Арманд, судя по его виду, вовсе не жаждал передать мне семечко даже тогда, когда я показал ему пятьдесят фунтов в купюрах. Я спросил, почему он сомневается. Его лицо вытянулось, и он пожал плечами.

— Дело в том, — сказал он, — что семечко, которое я продал другому человеку… Оно проросло.

— Вполне естественно, что оно проросло, — ответил я, — было бы странно, если бы это было не так.

— Да, но как оно проросло. Оно заняло целую оранжерею, но даже этого оказалось для него мало. Оно разбило стекло и вырвалось наружу. Его попытались обрезать, но от этого оно росло еще быстрее. Тогда решили его выкопать, но корни, казалось, протянулись до центра земли. В конце концов, они уничтожили его серной кислотой. Обыкновенные средства на него просто не действовали.

— Но зачем же было убивать его? — спросил я.

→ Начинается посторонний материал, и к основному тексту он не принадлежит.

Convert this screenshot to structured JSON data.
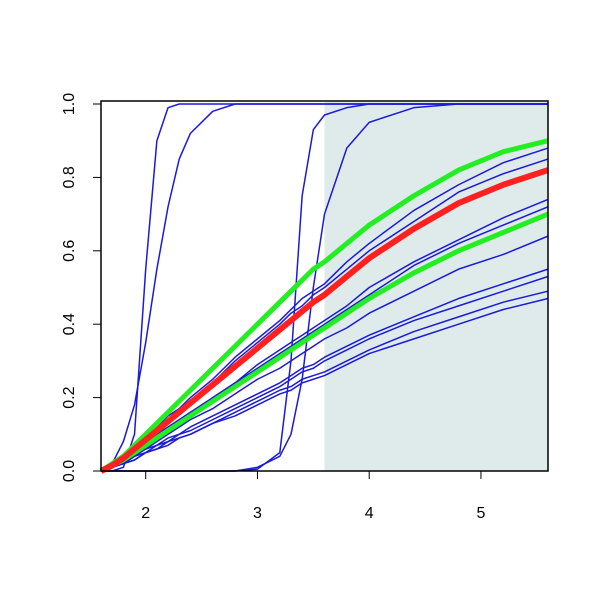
{
  "chart_data": {
    "type": "line",
    "x": [
      1.6,
      1.7,
      1.8,
      1.9,
      2.0,
      2.1,
      2.2,
      2.3,
      2.4,
      2.6,
      2.8,
      3.0,
      3.2,
      3.3,
      3.4,
      3.5,
      3.6,
      3.8,
      4.0,
      4.4,
      4.8,
      5.2,
      5.6
    ],
    "xlim": [
      1.6,
      5.6
    ],
    "xticks": [
      2,
      3,
      4,
      5
    ],
    "ylim": [
      0,
      1
    ],
    "yticks": [
      {
        "value": 0,
        "label": "0.0"
      },
      {
        "value": 0.2,
        "label": "0.2"
      },
      {
        "value": 0.4,
        "label": "0.4"
      },
      {
        "value": 0.6,
        "label": "0.6"
      },
      {
        "value": 0.8,
        "label": "0.8"
      },
      {
        "value": 1,
        "label": "1.0"
      }
    ],
    "shaded_region": [
      3.6,
      5.6
    ],
    "shade_color": "#dfeaea",
    "series": [
      {
        "color": "#1a1ad8",
        "width": 1.5,
        "values": [
          0,
          0,
          0.01,
          0.1,
          0.55,
          0.9,
          0.99,
          1,
          1,
          1,
          1,
          1,
          1,
          1,
          1,
          1,
          1,
          1,
          1,
          1,
          1,
          1,
          1
        ]
      },
      {
        "color": "#1a1ad8",
        "width": 1.5,
        "values": [
          0,
          0.02,
          0.08,
          0.18,
          0.35,
          0.55,
          0.72,
          0.85,
          0.92,
          0.98,
          1,
          1,
          1,
          1,
          1,
          1,
          1,
          1,
          1,
          1,
          1,
          1,
          1
        ]
      },
      {
        "color": "#1a1ad8",
        "width": 1.5,
        "values": [
          0,
          0,
          0,
          0,
          0,
          0,
          0,
          0,
          0,
          0,
          0,
          0.005,
          0.05,
          0.3,
          0.75,
          0.93,
          0.97,
          0.99,
          1,
          1,
          1,
          1,
          1
        ]
      },
      {
        "color": "#1a1ad8",
        "width": 1.5,
        "values": [
          0,
          0,
          0,
          0,
          0,
          0,
          0,
          0,
          0,
          0,
          0,
          0.01,
          0.04,
          0.1,
          0.25,
          0.5,
          0.7,
          0.88,
          0.95,
          0.99,
          1,
          1,
          1
        ]
      },
      {
        "color": "#1a1ad8",
        "width": 1.5,
        "values": [
          0,
          0.02,
          0.04,
          0.06,
          0.09,
          0.12,
          0.15,
          0.17,
          0.2,
          0.25,
          0.31,
          0.36,
          0.41,
          0.44,
          0.47,
          0.49,
          0.51,
          0.57,
          0.62,
          0.71,
          0.78,
          0.84,
          0.88
        ]
      },
      {
        "color": "#1a1ad8",
        "width": 1.5,
        "values": [
          0,
          0.02,
          0.04,
          0.06,
          0.09,
          0.11,
          0.14,
          0.17,
          0.19,
          0.24,
          0.3,
          0.35,
          0.4,
          0.43,
          0.45,
          0.48,
          0.5,
          0.55,
          0.6,
          0.68,
          0.76,
          0.81,
          0.85
        ]
      },
      {
        "color": "#1a1ad8",
        "width": 1.5,
        "values": [
          0,
          0.02,
          0.03,
          0.05,
          0.07,
          0.1,
          0.12,
          0.14,
          0.16,
          0.2,
          0.24,
          0.29,
          0.33,
          0.35,
          0.37,
          0.39,
          0.41,
          0.45,
          0.5,
          0.57,
          0.63,
          0.69,
          0.74
        ]
      },
      {
        "color": "#1a1ad8",
        "width": 1.5,
        "values": [
          0,
          0.02,
          0.03,
          0.05,
          0.07,
          0.09,
          0.11,
          0.13,
          0.15,
          0.2,
          0.24,
          0.28,
          0.32,
          0.34,
          0.36,
          0.38,
          0.4,
          0.44,
          0.48,
          0.56,
          0.62,
          0.67,
          0.72
        ]
      },
      {
        "color": "#1a1ad8",
        "width": 1.5,
        "values": [
          0,
          0.01,
          0.03,
          0.05,
          0.06,
          0.08,
          0.1,
          0.12,
          0.14,
          0.17,
          0.21,
          0.25,
          0.28,
          0.3,
          0.32,
          0.34,
          0.36,
          0.39,
          0.43,
          0.49,
          0.55,
          0.59,
          0.64
        ]
      },
      {
        "color": "#1a1ad8",
        "width": 1.5,
        "values": [
          0,
          0.01,
          0.02,
          0.04,
          0.06,
          0.07,
          0.09,
          0.1,
          0.12,
          0.15,
          0.18,
          0.21,
          0.24,
          0.26,
          0.28,
          0.29,
          0.31,
          0.34,
          0.37,
          0.42,
          0.47,
          0.51,
          0.55
        ]
      },
      {
        "color": "#1a1ad8",
        "width": 1.5,
        "values": [
          0,
          0.01,
          0.02,
          0.04,
          0.05,
          0.07,
          0.08,
          0.1,
          0.11,
          0.14,
          0.17,
          0.2,
          0.23,
          0.25,
          0.27,
          0.28,
          0.3,
          0.33,
          0.36,
          0.41,
          0.45,
          0.49,
          0.53
        ]
      },
      {
        "color": "#1a1ad8",
        "width": 1.5,
        "values": [
          0,
          0.01,
          0.02,
          0.03,
          0.05,
          0.06,
          0.08,
          0.09,
          0.1,
          0.13,
          0.16,
          0.19,
          0.22,
          0.23,
          0.25,
          0.26,
          0.27,
          0.3,
          0.33,
          0.38,
          0.42,
          0.46,
          0.49
        ]
      },
      {
        "color": "#1a1ad8",
        "width": 1.5,
        "values": [
          0,
          0.01,
          0.02,
          0.03,
          0.05,
          0.06,
          0.07,
          0.09,
          0.1,
          0.13,
          0.15,
          0.18,
          0.21,
          0.22,
          0.24,
          0.25,
          0.26,
          0.29,
          0.32,
          0.36,
          0.4,
          0.44,
          0.47
        ]
      },
      {
        "color": "#22ee22",
        "width": 5,
        "values": [
          0,
          0.015,
          0.03,
          0.05,
          0.07,
          0.09,
          0.11,
          0.13,
          0.15,
          0.19,
          0.23,
          0.27,
          0.31,
          0.33,
          0.35,
          0.37,
          0.39,
          0.43,
          0.47,
          0.54,
          0.6,
          0.65,
          0.7
        ]
      },
      {
        "color": "#22ee22",
        "width": 5,
        "values": [
          0,
          0.02,
          0.04,
          0.07,
          0.1,
          0.13,
          0.16,
          0.19,
          0.22,
          0.28,
          0.34,
          0.4,
          0.46,
          0.49,
          0.52,
          0.55,
          0.57,
          0.62,
          0.67,
          0.75,
          0.82,
          0.87,
          0.9
        ]
      },
      {
        "color": "#ff2020",
        "width": 6,
        "values": [
          0,
          0.015,
          0.035,
          0.06,
          0.085,
          0.11,
          0.135,
          0.16,
          0.185,
          0.235,
          0.285,
          0.335,
          0.385,
          0.41,
          0.435,
          0.46,
          0.48,
          0.53,
          0.58,
          0.66,
          0.73,
          0.78,
          0.82
        ]
      }
    ]
  }
}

Он немного побледнел. Я отнесся к его страхам с пренебрежением и продолжал настаивать на том, чтобы он продал мне семечко. Он достал его из сейфа и вернулся к камину. Некоторое время он смотрел на семечко, и это меня раздражало. Потом он покачал головой и протянул руку, чтобы бросить его в огонь. Я выругался и рванулся вперед, чтобы остановить его.

И в это мгновение произошла странная вещь. (Я должен следить за собой). Неизвестно откуда материализовалась рука, маленькая, пухлая женская рука. Под ногтями она имела тот самый коричневатый оттенок, который приобретает человеческая плоть через несколько часов после смерти. Она отвела руку Арманда от огня, направила ее к моей и заставила его разжать пальцы, чтобы семечко упало мне в ладонь. После этого странная рука исчезла.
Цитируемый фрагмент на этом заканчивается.